Memcached scaling strategy

memcachedmemoryscaling

Currently I am running a production environment with 4 dedicated memcached servers, each of them having 48Gb of RAM (42 dedicated to memcache). Right now they are doing fine, but traffic and content are growing and will surely be growing next year too.

What are your thoughts on strategies for scaling memcached further? How have you done until now:

Do you add more RAM to the boxes until their full capacity – effectively doubling the cache pool on the same number of boxes? Or do you scale horizontally by adding more of the same boxes, with the same amount of RAM.

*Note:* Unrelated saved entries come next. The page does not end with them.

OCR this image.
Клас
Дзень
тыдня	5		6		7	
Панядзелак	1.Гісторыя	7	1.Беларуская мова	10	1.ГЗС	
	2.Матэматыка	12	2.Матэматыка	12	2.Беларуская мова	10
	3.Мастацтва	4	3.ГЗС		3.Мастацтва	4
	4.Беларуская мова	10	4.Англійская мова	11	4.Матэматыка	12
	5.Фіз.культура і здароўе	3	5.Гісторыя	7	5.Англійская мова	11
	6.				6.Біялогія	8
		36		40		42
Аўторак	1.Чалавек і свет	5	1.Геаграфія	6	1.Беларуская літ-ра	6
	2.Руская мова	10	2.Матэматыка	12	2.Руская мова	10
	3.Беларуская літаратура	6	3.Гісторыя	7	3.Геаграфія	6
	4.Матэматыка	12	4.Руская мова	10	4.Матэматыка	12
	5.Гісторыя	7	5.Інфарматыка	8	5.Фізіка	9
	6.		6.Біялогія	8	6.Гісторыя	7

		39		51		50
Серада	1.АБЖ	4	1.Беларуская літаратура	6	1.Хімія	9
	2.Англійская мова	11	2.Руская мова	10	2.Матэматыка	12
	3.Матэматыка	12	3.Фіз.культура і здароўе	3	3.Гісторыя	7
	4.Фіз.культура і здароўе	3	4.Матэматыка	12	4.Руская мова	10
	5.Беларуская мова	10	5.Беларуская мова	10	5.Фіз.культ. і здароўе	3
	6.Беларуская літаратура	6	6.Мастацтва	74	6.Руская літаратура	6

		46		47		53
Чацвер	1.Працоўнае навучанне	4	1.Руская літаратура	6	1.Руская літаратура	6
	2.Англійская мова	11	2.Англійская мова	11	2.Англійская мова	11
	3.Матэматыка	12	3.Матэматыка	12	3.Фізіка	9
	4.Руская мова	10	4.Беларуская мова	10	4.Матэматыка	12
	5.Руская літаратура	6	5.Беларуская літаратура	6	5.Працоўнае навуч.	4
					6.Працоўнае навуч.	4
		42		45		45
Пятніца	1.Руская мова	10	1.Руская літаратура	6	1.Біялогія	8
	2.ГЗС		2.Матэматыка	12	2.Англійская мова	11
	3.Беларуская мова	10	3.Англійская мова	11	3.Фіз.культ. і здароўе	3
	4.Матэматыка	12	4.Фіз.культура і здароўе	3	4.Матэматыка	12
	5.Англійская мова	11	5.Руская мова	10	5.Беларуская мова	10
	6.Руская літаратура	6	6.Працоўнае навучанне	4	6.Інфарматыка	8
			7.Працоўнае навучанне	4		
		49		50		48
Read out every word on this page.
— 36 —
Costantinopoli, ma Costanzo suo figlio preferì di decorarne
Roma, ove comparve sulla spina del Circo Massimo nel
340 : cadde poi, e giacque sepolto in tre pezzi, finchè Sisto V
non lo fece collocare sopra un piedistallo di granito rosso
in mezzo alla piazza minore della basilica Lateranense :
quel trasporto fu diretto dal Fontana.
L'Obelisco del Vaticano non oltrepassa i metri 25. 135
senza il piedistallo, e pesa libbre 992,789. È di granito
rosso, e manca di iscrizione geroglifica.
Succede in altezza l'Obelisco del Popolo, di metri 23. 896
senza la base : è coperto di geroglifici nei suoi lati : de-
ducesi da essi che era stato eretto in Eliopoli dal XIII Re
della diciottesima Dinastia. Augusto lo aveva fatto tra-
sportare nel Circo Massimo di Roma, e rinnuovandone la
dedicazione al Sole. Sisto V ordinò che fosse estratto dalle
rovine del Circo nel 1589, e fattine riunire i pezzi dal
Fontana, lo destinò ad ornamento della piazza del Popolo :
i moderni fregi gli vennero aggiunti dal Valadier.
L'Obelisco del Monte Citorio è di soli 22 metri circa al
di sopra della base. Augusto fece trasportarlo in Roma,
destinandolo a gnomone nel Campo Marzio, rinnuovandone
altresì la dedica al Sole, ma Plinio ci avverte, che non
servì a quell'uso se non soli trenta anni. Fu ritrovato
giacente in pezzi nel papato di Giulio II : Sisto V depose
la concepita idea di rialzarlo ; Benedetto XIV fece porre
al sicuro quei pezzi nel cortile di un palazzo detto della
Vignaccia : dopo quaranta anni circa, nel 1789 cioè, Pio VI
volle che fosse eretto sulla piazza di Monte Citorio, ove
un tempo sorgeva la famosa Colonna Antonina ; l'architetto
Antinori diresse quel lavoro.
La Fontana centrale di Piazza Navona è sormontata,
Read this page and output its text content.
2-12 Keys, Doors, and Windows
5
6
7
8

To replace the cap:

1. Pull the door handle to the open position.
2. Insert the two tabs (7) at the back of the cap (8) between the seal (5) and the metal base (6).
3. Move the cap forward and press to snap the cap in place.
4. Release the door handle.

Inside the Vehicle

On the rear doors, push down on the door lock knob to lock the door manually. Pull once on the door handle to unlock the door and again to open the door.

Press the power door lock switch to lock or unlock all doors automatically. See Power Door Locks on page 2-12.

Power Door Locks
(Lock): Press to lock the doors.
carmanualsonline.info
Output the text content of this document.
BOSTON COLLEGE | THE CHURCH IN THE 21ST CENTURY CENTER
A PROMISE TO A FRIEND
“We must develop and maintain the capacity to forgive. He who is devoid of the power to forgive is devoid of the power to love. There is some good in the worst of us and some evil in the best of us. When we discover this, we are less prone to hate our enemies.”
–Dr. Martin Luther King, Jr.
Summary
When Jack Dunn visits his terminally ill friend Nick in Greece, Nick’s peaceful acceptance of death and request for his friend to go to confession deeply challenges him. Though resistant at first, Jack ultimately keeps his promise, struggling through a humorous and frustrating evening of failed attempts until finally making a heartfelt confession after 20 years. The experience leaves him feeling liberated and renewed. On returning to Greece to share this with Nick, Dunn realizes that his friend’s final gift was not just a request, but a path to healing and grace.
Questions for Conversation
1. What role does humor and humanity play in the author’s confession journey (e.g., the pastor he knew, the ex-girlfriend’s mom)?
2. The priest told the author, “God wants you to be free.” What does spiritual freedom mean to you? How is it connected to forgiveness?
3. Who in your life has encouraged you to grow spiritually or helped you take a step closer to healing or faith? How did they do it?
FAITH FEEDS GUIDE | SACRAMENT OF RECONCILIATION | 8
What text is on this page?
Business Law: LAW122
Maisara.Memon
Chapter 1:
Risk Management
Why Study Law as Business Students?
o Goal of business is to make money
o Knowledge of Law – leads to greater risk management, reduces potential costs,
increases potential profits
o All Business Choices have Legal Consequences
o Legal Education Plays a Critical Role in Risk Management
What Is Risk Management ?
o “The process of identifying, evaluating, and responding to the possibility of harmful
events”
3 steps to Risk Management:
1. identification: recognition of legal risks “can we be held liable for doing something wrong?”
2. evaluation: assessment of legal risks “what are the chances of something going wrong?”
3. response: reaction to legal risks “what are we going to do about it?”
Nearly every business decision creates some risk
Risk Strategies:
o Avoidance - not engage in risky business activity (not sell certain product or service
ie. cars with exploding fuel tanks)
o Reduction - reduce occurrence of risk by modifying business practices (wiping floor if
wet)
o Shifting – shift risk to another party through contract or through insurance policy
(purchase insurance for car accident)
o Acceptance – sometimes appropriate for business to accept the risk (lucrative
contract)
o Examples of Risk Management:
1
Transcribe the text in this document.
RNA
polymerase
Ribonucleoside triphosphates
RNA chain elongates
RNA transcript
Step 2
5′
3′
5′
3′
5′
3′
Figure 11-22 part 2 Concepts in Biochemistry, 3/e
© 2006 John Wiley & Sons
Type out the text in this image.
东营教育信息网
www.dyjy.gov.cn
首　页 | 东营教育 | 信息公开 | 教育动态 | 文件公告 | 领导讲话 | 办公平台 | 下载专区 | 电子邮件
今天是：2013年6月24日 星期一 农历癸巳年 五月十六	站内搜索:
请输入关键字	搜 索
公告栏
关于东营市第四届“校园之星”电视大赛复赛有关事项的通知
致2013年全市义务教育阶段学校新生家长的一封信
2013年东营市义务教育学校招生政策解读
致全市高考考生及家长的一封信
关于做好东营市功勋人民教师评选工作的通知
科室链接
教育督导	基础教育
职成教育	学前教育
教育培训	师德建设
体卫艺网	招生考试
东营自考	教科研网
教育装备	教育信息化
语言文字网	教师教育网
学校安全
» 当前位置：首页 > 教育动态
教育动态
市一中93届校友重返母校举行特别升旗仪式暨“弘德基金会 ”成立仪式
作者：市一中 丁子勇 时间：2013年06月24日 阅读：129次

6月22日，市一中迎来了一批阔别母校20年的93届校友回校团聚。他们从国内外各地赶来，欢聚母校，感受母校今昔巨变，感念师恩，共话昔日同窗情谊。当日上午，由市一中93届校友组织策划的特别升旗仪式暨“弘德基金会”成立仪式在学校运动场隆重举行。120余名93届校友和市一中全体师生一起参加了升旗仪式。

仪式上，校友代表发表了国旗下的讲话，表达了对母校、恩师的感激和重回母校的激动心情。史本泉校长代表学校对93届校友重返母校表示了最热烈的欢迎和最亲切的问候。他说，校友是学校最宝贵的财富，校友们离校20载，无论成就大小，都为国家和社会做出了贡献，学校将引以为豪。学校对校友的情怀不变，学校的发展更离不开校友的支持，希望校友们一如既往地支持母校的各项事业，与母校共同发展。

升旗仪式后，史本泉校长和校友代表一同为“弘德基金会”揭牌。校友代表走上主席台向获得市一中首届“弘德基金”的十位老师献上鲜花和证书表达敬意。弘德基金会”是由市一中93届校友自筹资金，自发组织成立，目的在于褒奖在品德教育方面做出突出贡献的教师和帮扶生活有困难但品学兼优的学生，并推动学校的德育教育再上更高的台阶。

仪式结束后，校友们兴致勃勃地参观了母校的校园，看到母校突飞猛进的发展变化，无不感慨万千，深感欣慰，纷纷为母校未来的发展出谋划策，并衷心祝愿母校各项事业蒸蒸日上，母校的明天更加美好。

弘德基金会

The current boxes can surely handle more RAM as their CPU load is quite low, the only bottleneck being memory, but I wonder if it wouldn't be a better strategy to distribute the cache, making things more redundant and minimizing the impact on the cache of losing one box (losing 48Gb of cache versus losing 96Gb). How would you (or have you) handle this decision.

Best Answer

I so want to know what it is you're moving that consumes over 100 GB of memory while not maxing out your NICs.

Memcache scales fairly linearly between machines, so the questions you have to ask are:

  • Is my system bus currently saturated?
    • This might not relate to CPU usage -- DMA transfers won't show that way
  • How expensive is the high-density memory versus a new box containing the increase amount of memory?
    • Full cost of rack space, power consumption, etc.
  • Do you see a fundamental difference between losing 25% of your cache 1% of the time and 12.5% of your cache 2% of the time? (Randomly chosen failure rate).

Scaling is 10% intuition, 70% measuring and adapting, and 20% going back and trying something else.

Load 'em up until they max out the weakest link or stop being cost-effective. They may or may not already be there.